The picture above shows an Epson PX-8 with the CX-21 used to send text messages over phone lines. The CX-21 is an acoustic coupling device that allowed the PX-8 to communicate with another similar device or a fax machine.
In the following I explain how faxes are transmitted over a phone line.
First the fax machine will transform one line from the document to be sent in 0s (white) and 1s (black). Then it uses a mechanism to transform those 0s and 1s in an analog signal.
On a small scale, it is easy to have a electric signal that represents 0 or 1. For example, 0 may be represented by 0V and 1 using 3V. At times, this is inverted where 0 is represented by 3V and 1 is represented using 0V.

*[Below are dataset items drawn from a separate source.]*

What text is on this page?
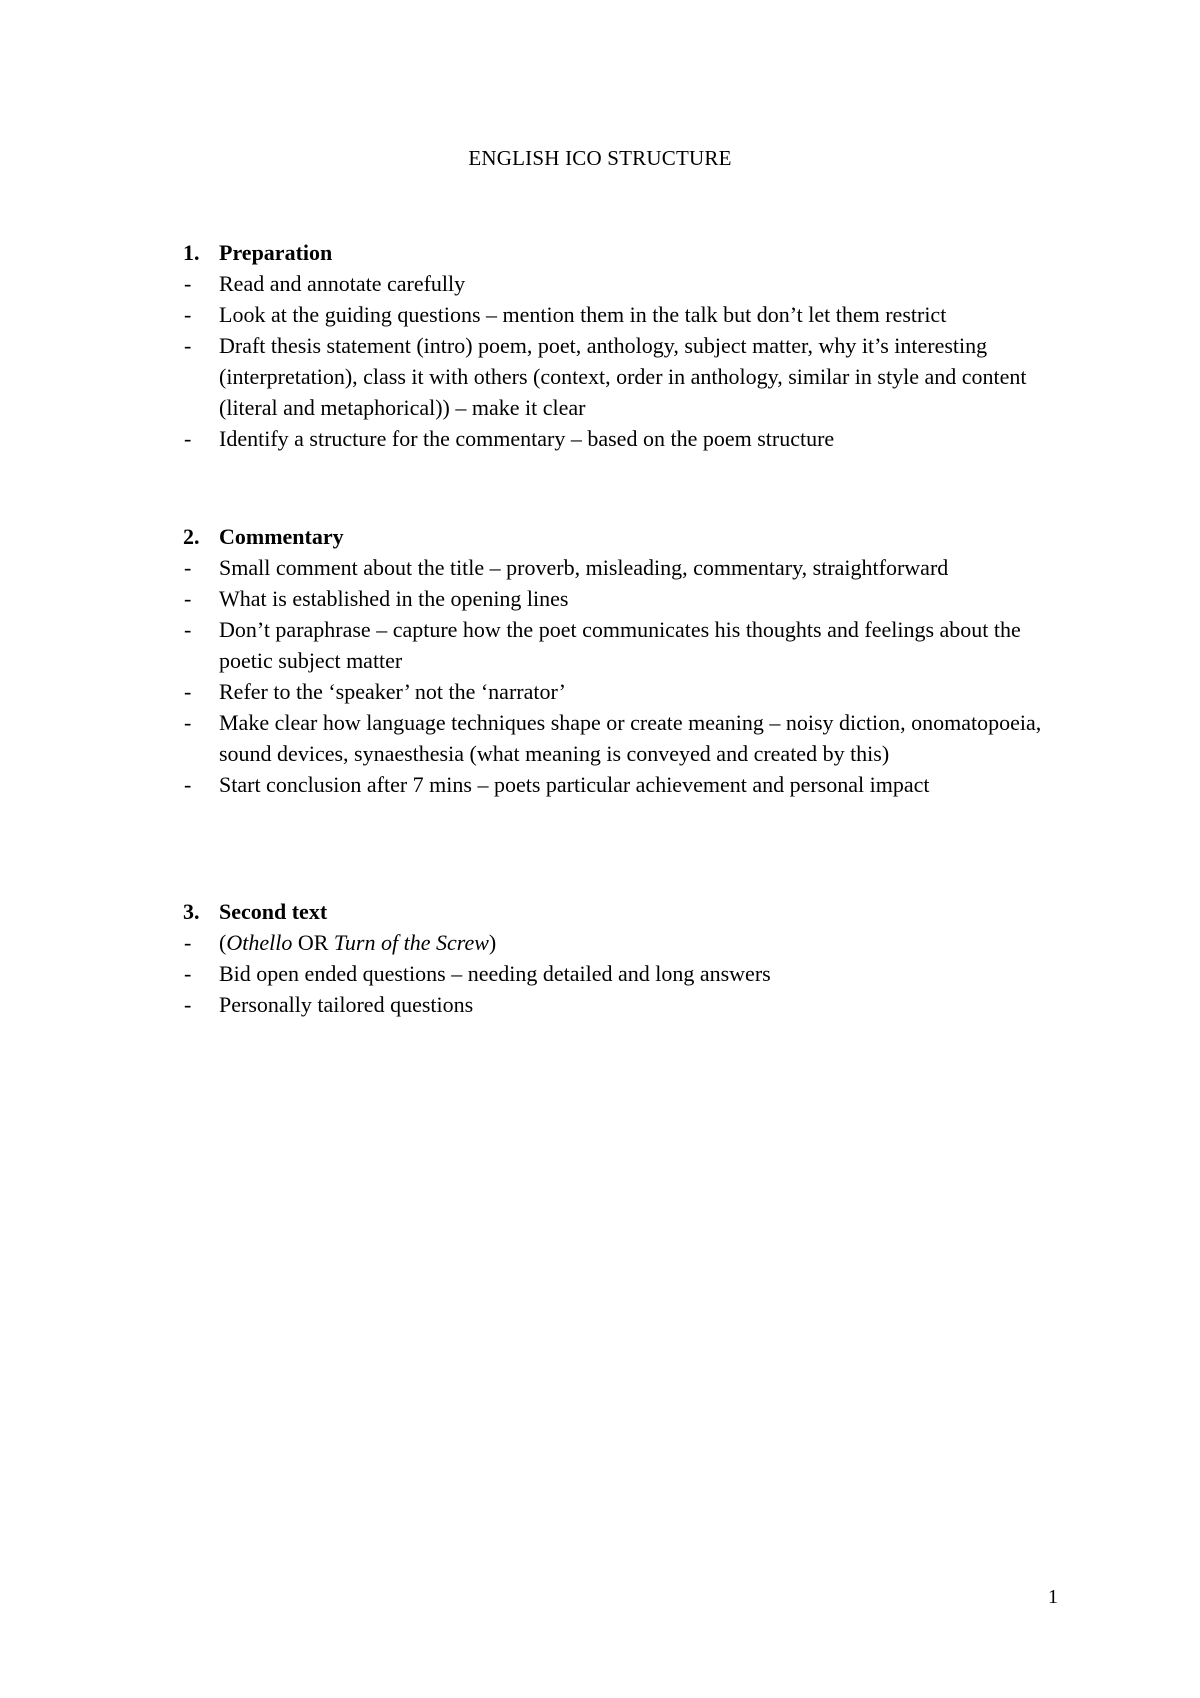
ENGLISH ICO STRUCTURE
1. Preparation
- Read and annotate carefully
- Look at the guiding questions – mention them in the talk but don’t let them restrict
- Draft thesis statement (intro) poem, poet, anthology, subject matter, why it’s interesting (interpretation), class it with others (context, order in anthology, similar in style and content (literal and metaphorical)) – make it clear
- Identify a structure for the commentary – based on the poem structure
2. Commentary
- Small comment about the title – proverb, misleading, commentary, straightforward
- What is established in the opening lines
- Don’t paraphrase – capture how the poet communicates his thoughts and feelings about the poetic subject matter
- Refer to the ‘speaker’ not the ‘narrator’
- Make clear how language techniques shape or create meaning – noisy diction, onomatopoeia, sound devices, synaesthesia (what meaning is conveyed and created by this)
- Start conclusion after 7 mins – poets particular achievement and personal impact
3. Second text
- (Othello OR Turn of the Screw)
- Bid open ended questions – needing detailed and long answers
- Personally tailored questions
1
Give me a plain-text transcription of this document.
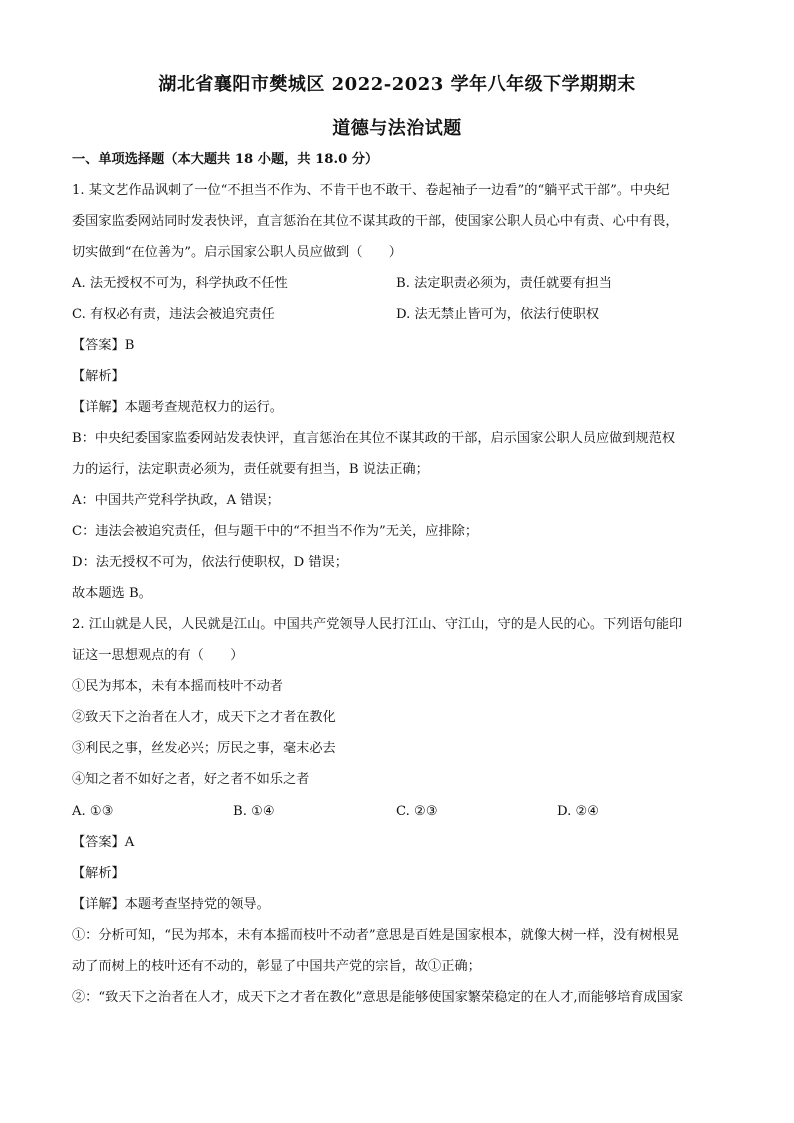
湖北省襄阳市樊城区 2022-2023 学年八年级下学期期末
道德与法治试题
一、单项选择题（本大题共 18 小题，共 18.0 分）
1. 某文艺作品讽刺了一位“不担当不作为、不肯干也不敢干、卷起袖子一边看”的“躺平式干部”。中央纪
委国家监委网站同时发表快评，直言惩治在其位不谋其政的干部，使国家公职人员心中有责、心中有畏，
切实做到“在位善为”。启示国家公职人员应做到（　　）
A. 法无授权不可为，科学执政不任性	B. 法定职责必须为，责任就要有担当
C. 有权必有责，违法会被追究责任	D. 法无禁止皆可为，依法行使职权
【答案】B
【解析】
【详解】本题考查规范权力的运行。
B：中央纪委国家监委网站发表快评，直言惩治在其位不谋其政的干部，启示国家公职人员应做到规范权
力的运行，法定职责必须为，责任就要有担当，B 说法正确；
A：中国共产党科学执政，A 错误；
C：违法会被追究责任，但与题干中的“不担当不作为”无关，应排除；
D：法无授权不可为，依法行使职权，D 错误；
故本题选 B。
2. 江山就是人民，人民就是江山。中国共产党领导人民打江山、守江山，守的是人民的心。下列语句能印
证这一思想观点的有（　　）
①民为邦本，未有本摇而枝叶不动者
②致天下之治者在人才，成天下之才者在教化
③利民之事，丝发必兴；厉民之事，毫末必去
④知之者不如好之者，好之者不如乐之者
A. ①③	B. ①④	C. ②③	D. ②④
【答案】A
【解析】
【详解】本题考查坚持党的领导。
①：分析可知，“民为邦本，未有本摇而枝叶不动者”意思是百姓是国家根本，就像大树一样，没有树根晃
动了而树上的枝叶还有不动的，彰显了中国共产党的宗旨，故①正确；
②：“致天下之治者在人才，成天下之才者在教化”意思是能够使国家繁荣稳定的在人才,而能够培育成国家
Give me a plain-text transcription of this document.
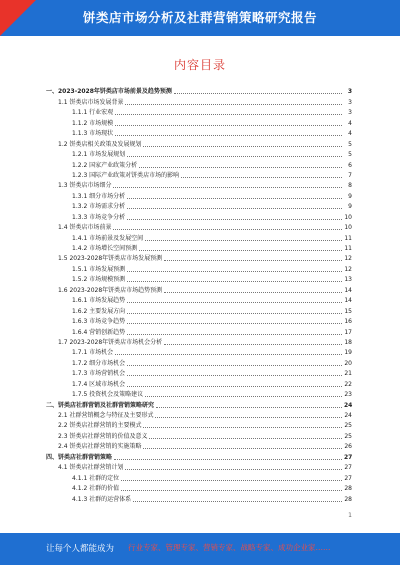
饼类店市场分析及社群营销策略研究报告
内容目录
一、2023-2028年饼类店市场前景及趋势预测	3
1.1 饼类店市场发展背景	3
1.1.1 行业宏观	3
1.1.2 市场规模	4
1.1.3 市场现状	4
1.2 饼类店相关政策及发展规划	5
1.2.1 市场发展规划	5
1.2.2 国家产业政策分析	6
1.2.3 国际产业政策对饼类店市场的影响	7
1.3 饼类店市场细分	8
1.3.1 细分市场分析	9
1.3.2 市场需求分析	9
1.3.3 市场竞争分析	10
1.4 饼类店市场前景	10
1.4.1 市场前景及发展空间	11
1.4.2 市场增长空间预测	11
1.5 2023-2028年饼类店市场发展预测	12
1.5.1 市场发展预测	12
1.5.2 市场规模预测	13
1.6 2023-2028年饼类店市场趋势预测	14
1.6.1 市场发展趋势	14
1.6.2 主要发展方向	15
1.6.3 市场竞争趋势	16
1.6.4 营销创新趋势	17
1.7 2023-2028年饼类店市场机会分析	18
1.7.1 市场机会	19
1.7.2 细分市场机会	20
1.7.3 市场营销机会	21
1.7.4 区域市场机会	22
1.7.5 投资机会及策略建议	23
二、饼类店社群营销及社群营销策略研究	24
2.1 社群营销概念与特征及主要形式	24
2.2 饼类店社群营销的主要模式	25
2.3 饼类店社群营销的价值及意义	25
2.4 饼类店社群营销的实施策略	26
四、饼类店社群营销策略	27
4.1 饼类店社群营销计划	27
4.1.1 社群的定位	27
4.1.2 社群的价值	28
4.1.3 社群的运营体系	28
1
让每个人都能成为 行业专家、管理专家、营销专家、战略专家、成功企业家……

On long distances, however, the 3V would quickly become 0V. In other words, we would not be able to distinguish a 0 from a 1.
So instead we use what we call an analog signal. This is a signal going up and down like your voice. That works really well over our old copper lines.
Note that more and more, newer phone lines make use of digital data even if you have a copper line at your home, the phone companies transforms that signal to digital and transmit it long distance using digital lines. With Smart Phones, the digitalization is done by the phone. Today, we transmit digital data on long distances using light in fiber optic cables. Light can travel several times around the Earth in one second and it doesn’t lose the information.
Along the way, the format of the data has been changed to support better compression schemes and thus be able to send much more data per minute.
In the old days, we would send lines one at a time in a way similar to Television. We scanned one line and sent it. Sent a “End of Line”, then sent the next line.
This was one continuous stream of data and if it broke along one of the lines, it could synchronize the signal to the next “End of Line” signal it could detect. In other words, you would general only lose a few lines and the rest of the fax could still be captured.
Later, we added compression such as Huffman and JPEG.
With the increase speed to send content and the apparition of color printers, fax also started to support color (note that support for color existed since 1924—however, in 1982, the cost of a black and white fax machine was still around USD $20,000).
Up until 1966, the transmission used various standards such as a television-like signal.
Xerox started in 1964 with a signal that was patented and started the scheme still in use today.
The signal itself, though, was always very similar. It used a machine that would generate noises to send and listen for noises to receive data. All communications would use noises in both direction:
- At first, it emits signals to determine the speed of transmission.
- Second, it determines the capabilities of the fax machines to select which mode of transmission to use.
- Finally, once the fax machines agreed on a mode of transmission, the actual data would be transmitted.
That signal system is still in use in modems. If you live in a city, you may think that such things are gone… but the fact is that many people still need to use modems when living in a small village in the middle of nowhere because the cost of installing fast fiber optic lines in such small places is quite prohibitive.
How Does the Signal Work?
The speed of transmission increased greatly from the beginning.
The first commercially available fax machines would run at 110 baud. Today, we have fax/modem that run at 56,000 baud.
The amount of data transmitted is about 3× the baud speed. This is because we repeat the send additional data to make sure that what we are trying to transmit actually makes it on the other side without error. In other words, instead of just sending a 0 or a 1, we send a sequence of 0 1 0 or 1 0 1. That mechanism ensures proper transmission.
The number of bits sent, the parity, etc. is determined at the start when two modems connect to each other. The parity is used to verify that a byte was sent properly. We send a one first, then 8 bits, and then one more bit which is the XOR of the 8 bits sent (this is equivalent to doing a sum of the bits and only using the least significant bit, a.k.a. bit 0). Further, the fax and modem transmissions will make use of CRC codes to make sure no data was lost along the way.
The increase in speed is due to better and better quality in our devices. When I started, we already had modem capable of 1,200 bauds. It actually very quickly went to 28,800 once the Internet started. There was a very high demand for increased speeds.
High baud speeds are available on small distances between computers through their serial ports. The highest available rate is 921,600 bauds (which represents 115,200 bytes of data per seconds, not including the checksums, we get 92,160 bytes of data per seconds).
Note that an Ethernet card also transmits data via a serial port. However, it is much higher precision and this is why we can reach incredible speeds (at time of writing: 40Gb/s is already available and we are talking about getting 100Gb/s).
There are two main differences with Ethernet: cables remain relatively short in comparison to a fax/modem which can function from anywhere in the world and the number of cables is greater allowing a larger debit in both directions.